Par le baptême, tout chrétien se consacre à Dieu : il se dirige vers lui pour lui appartenir. L’enracinement de cette consécration est cependant plus profond dans la profession religieuse que dans la vie chrétienne « ordinaire ». Le Pape précise que cette profession religieuse « crée, en Jésus-Christ, un lien nouveau entre l’homme et le Dieu un en trois personnes ». Selon l’heureuse expression du décret Perfectae caritatis, la vie religieuse « s’enracine intimement dans la consécration du baptême et l’exprime avec plus de plénitude », ce qui se traduit en particulier dans les conseils évangéliques et la vie communautaire. Pour mettre en relief la nature de la profession religieuse, il faut donc reprendre les grands textes bibliques sur le baptême, et notamment celui de Rm 6,3-4 :

Ignorez-vous donc que, baptisés dans le Christ, c’est dans sa mort que nous avons tous été baptisés ? Nous avons donc été ensevelis avec lui par le baptême dans la mort, afin que, comme le Christ nous vivions, nous aussi, dans une vie nouvelle.

Cette consécration fondamentale du baptême revêt donc deux aspects : mourir au péché (et d’une mort bien réelle, jusqu’à être enseveli) pour vivre déjà la vie nouvelle du Ressuscité. Comme le baptême, la consécration religieuse comporte une part de renoncement. C’est pourquoi, au cours de la nuit pascale, lorsque le peuple de Dieu renouvelle son engagement baptismal et affirme son choix de renoncer à Satan et à ses œuvres de mort, nous sommes appelés à dire « Je renonce » un peu plus fort que les autres. Et, d’autre part, lorsque le prêtre demande « Croyez-vous en Dieu le Père, en son Fils Jésus-Christ, en l’Esprit Saint et en l’Église ? », il nous faut répondre à haute voix, comme pour marquer une plénitude. Les religieux ne sont pas séparés du Peuple de Dieu mais, au cœur de ce peuple, ils disent avec une force particulière ce qui fait la foi de tous. Et ceci ne tient pas à une sainteté plus grande, mais à la grâce de Dieu.

Pour dire en quoi consiste la consécration religieuse, le Pape prend à témoin plusieurs textes bibliques.

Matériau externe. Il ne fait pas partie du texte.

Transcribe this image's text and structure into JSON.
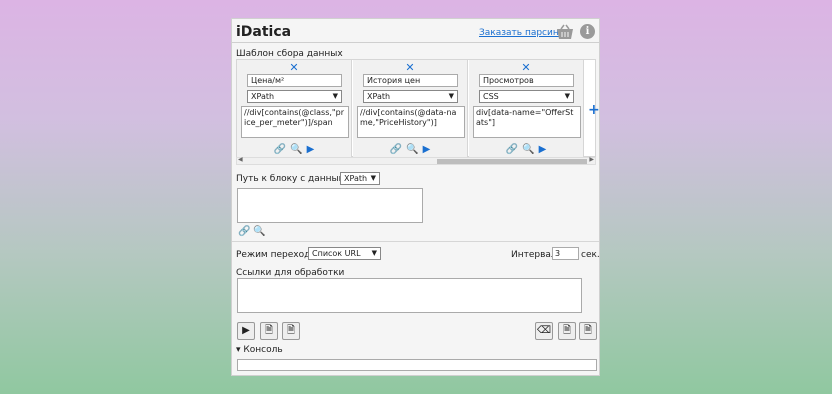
{
  "app": {
    "title": "iDatica",
    "order_link": "Заказать парсинг",
    "info": "i"
  },
  "template": {
    "label": "Шаблон сбора данных",
    "columns": [
      {
        "name": "Цена/м²",
        "method": "XPath",
        "expression": "//div[contains(@class,\"price_per_meter\")]/span"
      },
      {
        "name": "История цен",
        "method": "XPath",
        "expression": "//div[contains(@data-name,\"PriceHistory\")]"
      },
      {
        "name": "Просмотров",
        "method": "CSS",
        "expression": "div[data-name=\"OfferStats\"]"
      }
    ],
    "add": "+"
  },
  "block": {
    "label": "Путь к блоку с данными",
    "method": "XPath",
    "value": ""
  },
  "navigation": {
    "mode_label": "Режим перехода",
    "mode_value": "Список URL",
    "interval_label": "Интервал",
    "interval_value": "3",
    "interval_unit": "сек."
  },
  "links": {
    "label": "Ссылки для обработки",
    "value": ""
  },
  "console": {
    "label": "▾ Консоль"
  },
  "colors": {
    "accent": "#1a6fd0",
    "panel": "#f5f5f5"
  }
}
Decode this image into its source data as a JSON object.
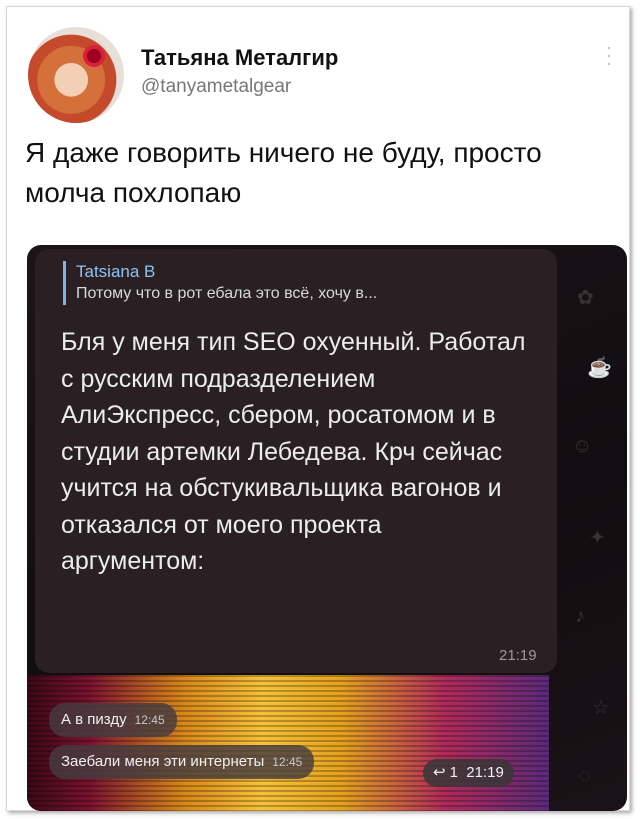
{
  "tweet": {
    "author_name": "Татьяна Металгир",
    "author_handle": "@tanyametalgear",
    "text": "Я даже говорить ничего не буду, просто молча похлопаю"
  },
  "chat": {
    "reply_author": "Tatsiana B",
    "reply_snippet": "Потому что в рот ебала это всё, хочу в...",
    "message": "Бля у меня тип SEO охуенный. Работал с русским подразделением АлиЭкспресс, сбером, росатомом и в студии артемки Лебедева. Крч сейчас учится на обстукивальщика вагонов и отказался от моего проекта аргументом:",
    "message_time": "21:19",
    "attachment": {
      "bubbles": [
        {
          "text": "А в пизду",
          "time": "12:45"
        },
        {
          "text": "Заебали меня эти интернеты",
          "time": "12:45"
        }
      ],
      "reply_count": "1",
      "time": "21:19"
    }
  },
  "colors": {
    "link_blue": "#8ec2f2",
    "bubble_bg": "#2a2024",
    "chat_bg": "#1a1216"
  }
}
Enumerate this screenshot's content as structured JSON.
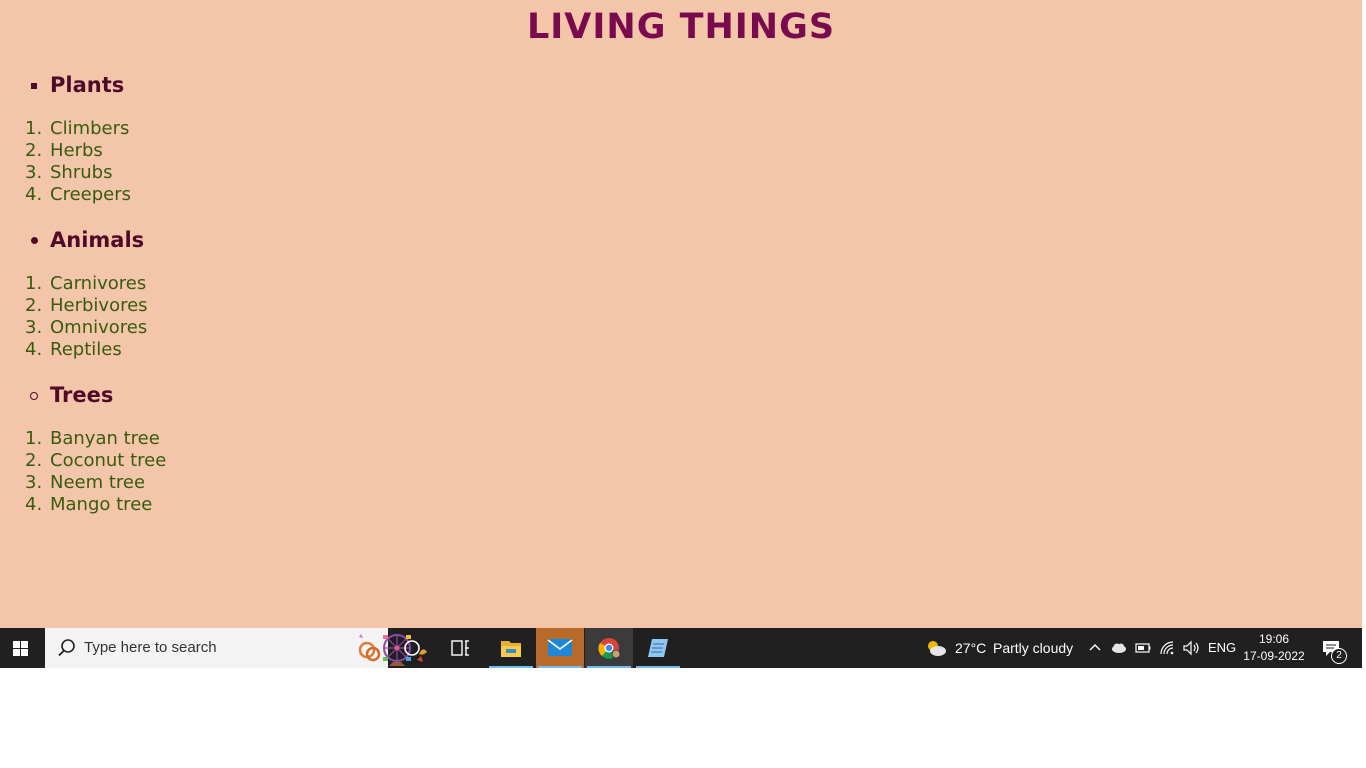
{
  "page": {
    "title": "LIVING THINGS",
    "categories": [
      {
        "heading": "Plants",
        "bullet": "square",
        "items": [
          "Climbers",
          "Herbs",
          "Shrubs",
          "Creepers"
        ]
      },
      {
        "heading": "Animals",
        "bullet": "disc",
        "items": [
          "Carnivores",
          "Herbivores",
          "Omnivores",
          "Reptiles"
        ]
      },
      {
        "heading": "Trees",
        "bullet": "circle",
        "items": [
          "Banyan tree",
          "Coconut tree",
          "Neem tree",
          "Mango tree"
        ]
      }
    ],
    "colors": {
      "background": "#f3c6a9",
      "title": "#7a0a4e",
      "heading": "#4f0a2a",
      "item": "#3a5a10"
    }
  },
  "taskbar": {
    "search_placeholder": "Type here to search",
    "pinned": [
      {
        "icon": "cortana-circle-icon"
      },
      {
        "icon": "task-view-icon"
      },
      {
        "icon": "file-explorer-icon"
      },
      {
        "icon": "mail-icon"
      },
      {
        "icon": "chrome-icon"
      },
      {
        "icon": "notepad-icon"
      }
    ],
    "weather": {
      "temp": "27°C",
      "condition": "Partly cloudy"
    },
    "language": "ENG",
    "time": "19:06",
    "date": "17-09-2022",
    "notification_count": "2"
  }
}
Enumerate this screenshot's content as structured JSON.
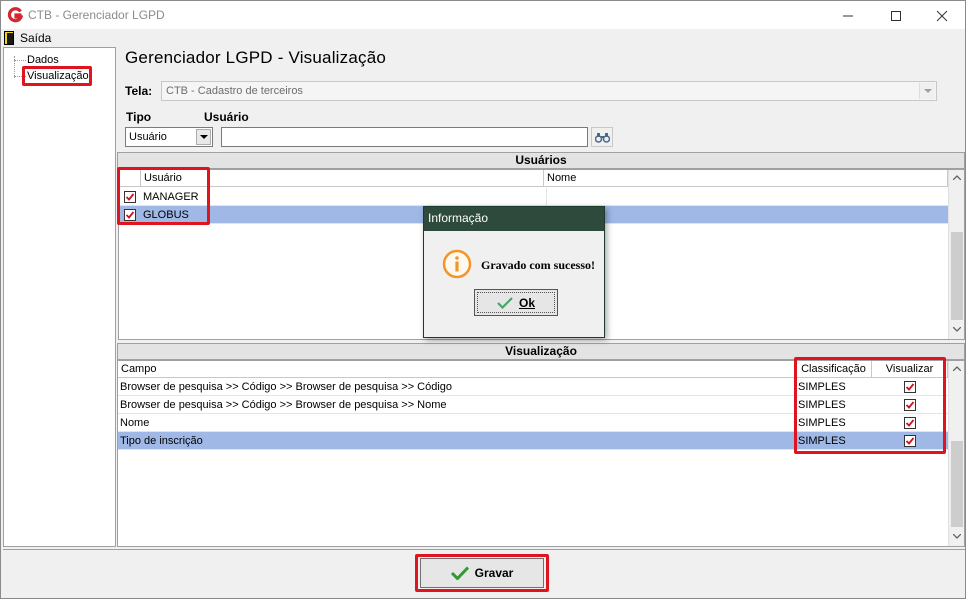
{
  "window": {
    "title": "CTB - Gerenciador LGPD"
  },
  "menu": {
    "exit_label": "Saída"
  },
  "sidebar": {
    "items": [
      {
        "label": "Dados"
      },
      {
        "label": "Visualização"
      }
    ]
  },
  "main": {
    "title": "Gerenciador LGPD - Visualização",
    "tela_label": "Tela:",
    "tela_value": "CTB - Cadastro de terceiros",
    "tipo_label": "Tipo",
    "usuario_label": "Usuário",
    "tipo_value": "Usuário",
    "usuario_value": ""
  },
  "usuarios": {
    "header": "Usuários",
    "columns": [
      "Usuário",
      "Nome"
    ],
    "rows": [
      {
        "checked": true,
        "usuario": "MANAGER",
        "nome": ""
      },
      {
        "checked": true,
        "usuario": "GLOBUS",
        "nome": "",
        "selected": true
      }
    ]
  },
  "visualizacao": {
    "header": "Visualização",
    "columns": [
      "Campo",
      "Classificação",
      "Visualizar"
    ],
    "rows": [
      {
        "campo": "Browser de pesquisa >> Código >> Browser de pesquisa >> Código",
        "classificacao": "SIMPLES",
        "visualizar": true
      },
      {
        "campo": "Browser de pesquisa >> Código >> Browser de pesquisa >> Nome",
        "classificacao": "SIMPLES",
        "visualizar": true
      },
      {
        "campo": "Nome",
        "classificacao": "SIMPLES",
        "visualizar": true
      },
      {
        "campo": "Tipo de inscrição",
        "classificacao": "SIMPLES",
        "visualizar": true,
        "selected": true
      }
    ]
  },
  "footer": {
    "gravar_label": "Gravar"
  },
  "dialog": {
    "title": "Informação",
    "message": "Gravado com sucesso!",
    "ok_label": "Ok"
  },
  "colors": {
    "highlight_red": "#e0141e",
    "selection_blue": "#9fb8e6",
    "dialog_title_bg": "#2d4a3c",
    "info_orange": "#f0962a",
    "check_green": "#3a9a3a"
  }
}
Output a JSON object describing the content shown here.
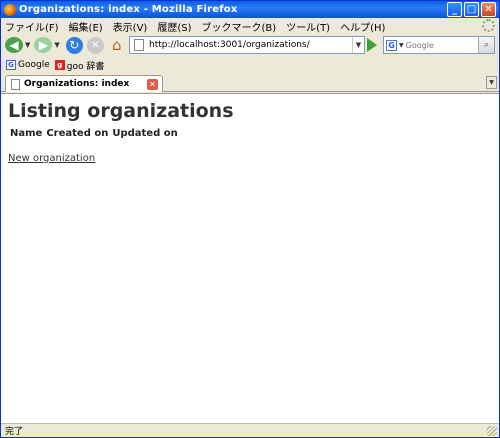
{
  "window": {
    "title": "Organizations: index - Mozilla Firefox",
    "controls": {
      "minimize": "_",
      "maximize": "□",
      "close": "✕"
    }
  },
  "menubar": {
    "items": [
      "ファイル(F)",
      "編集(E)",
      "表示(V)",
      "履歴(S)",
      "ブックマーク(B)",
      "ツール(T)",
      "ヘルプ(H)"
    ]
  },
  "navbar": {
    "url": "http://localhost:3001/organizations/",
    "search_placeholder": "Google"
  },
  "bookmarks": {
    "items": [
      {
        "label": "Google",
        "icon": "google-icon"
      },
      {
        "label": "goo 辞書",
        "icon": "goo-icon"
      }
    ]
  },
  "tab": {
    "label": "Organizations: index"
  },
  "page": {
    "heading": "Listing organizations",
    "columns": [
      "Name",
      "Created on",
      "Updated on"
    ],
    "new_link": "New organization"
  },
  "status": {
    "text": "完了"
  },
  "colors": {
    "titlebar": "#0a5fe0",
    "chrome": "#ece9d8",
    "heading_text": "#333333"
  }
}
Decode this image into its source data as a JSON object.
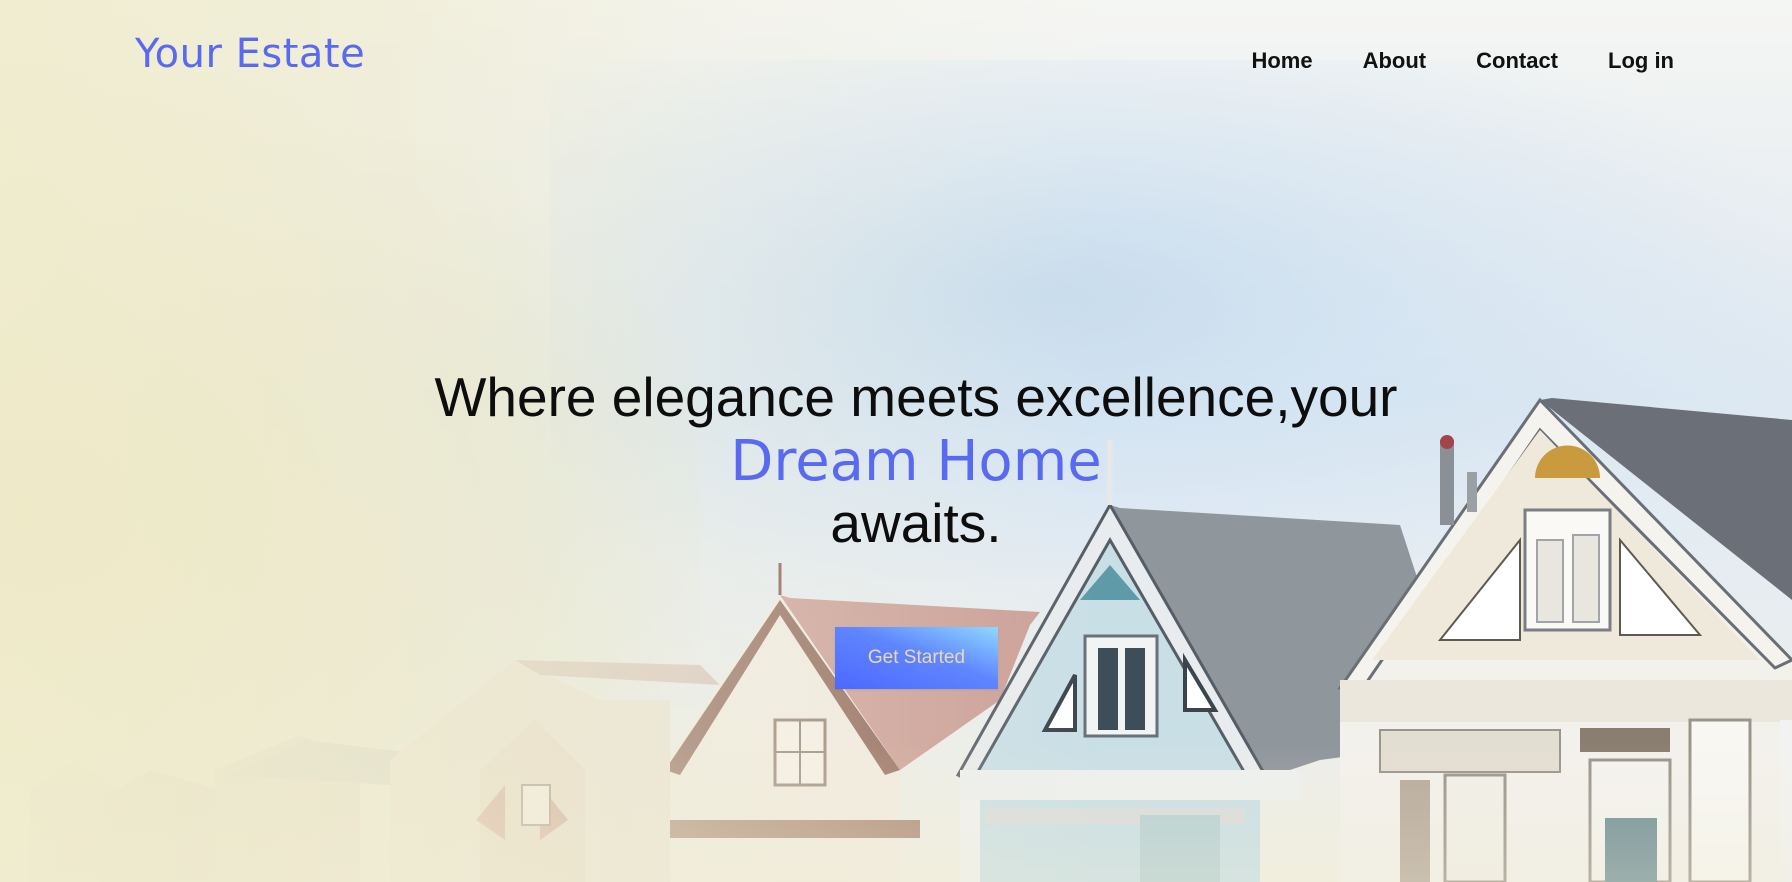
{
  "brand": {
    "name": "Your Estate"
  },
  "nav": {
    "items": [
      {
        "label": "Home"
      },
      {
        "label": "About"
      },
      {
        "label": "Contact"
      },
      {
        "label": "Log in"
      }
    ]
  },
  "hero": {
    "line1": "Where elegance meets excellence,your",
    "highlight": "Dream Home",
    "line3": "awaits.",
    "cta_label": "Get Started"
  },
  "colors": {
    "accent": "#5a6af0",
    "text": "#0d0d0d",
    "cta_gradient_start": "#4d68ff",
    "cta_gradient_end": "#8fd8ff",
    "cta_text": "#e9d9a8"
  }
}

  • Jésus dit à son Père : « Tu m’as façonné un corps... Voici, je viens pour faire, ô Dieu, ta volonté » (He 10,5.7). Cette parole, déjà citée plus haut, dit que « se consacrer » à Dieu équivaut à se livrer entièrement – corps et âme mais aussi cœur, intelligence et volonté – pour lui dire : « Prends-moi ».
  • Dans le livre d’Isaïe, Dieu dit au peuple : « Je t’ai racheté, je t’ai appelé par ton nom : tu es à moi » (43,10). Ces paroles valent pour tout chrétien, mais plus encore pour chaque religieuse, chaque religieux.
  • En Rm 12,1, saint Paul dit à ses lecteurs : « Je vous exhorte... à offrir vos personnes en hostie vivante, sainte, agréable à Dieu ». Il nous invite ainsi à nous offrir nous-mêmes, avec toute notre vie. Il nous faut redécouvrir les riches harmoniques des mots « consécration », « offrande de soi », « sacrifice ». Ce dernier terme inclut l’épreuve d’une souffrance : l’offrande de nous-mêmes nous arrache à certaines choses, se heurte à nos réticences et nous fait souffrir. C’est notre péché qui fait de notre offrande un sacrifice pénible, alors que l’offrande que la Vierge fait d’elle-même est un pur « oui » joyeux. Malgré leur air vieillot, les idées d’offrande de soi et de sacrifice sont fondamentales dans le christianisme. Elles correspondent même au « vœu » le plus fondamental (parce qu’il va plus loin que les autres), celui de l’obéissance, par lequel nous disons : « Je t’appartiens à toi, Dieu, ainsi qu’à ceux et celles que tu as placés pour me conduire à toi ».
  • « J’ai dit au Seigneur : ‘Tu es mon Dieu ! Je n’ai pas d’autre bonheur que toi’... Seigneur, mon partage et ma coupe : de toi dépend mon sort » (Ps 16,2.5). Ce psaume était chanté autrefois lors de la tonsure préparatoire aux ordinations. C’est, par excellence, le chant du psalmiste qui se consacre à Dieu.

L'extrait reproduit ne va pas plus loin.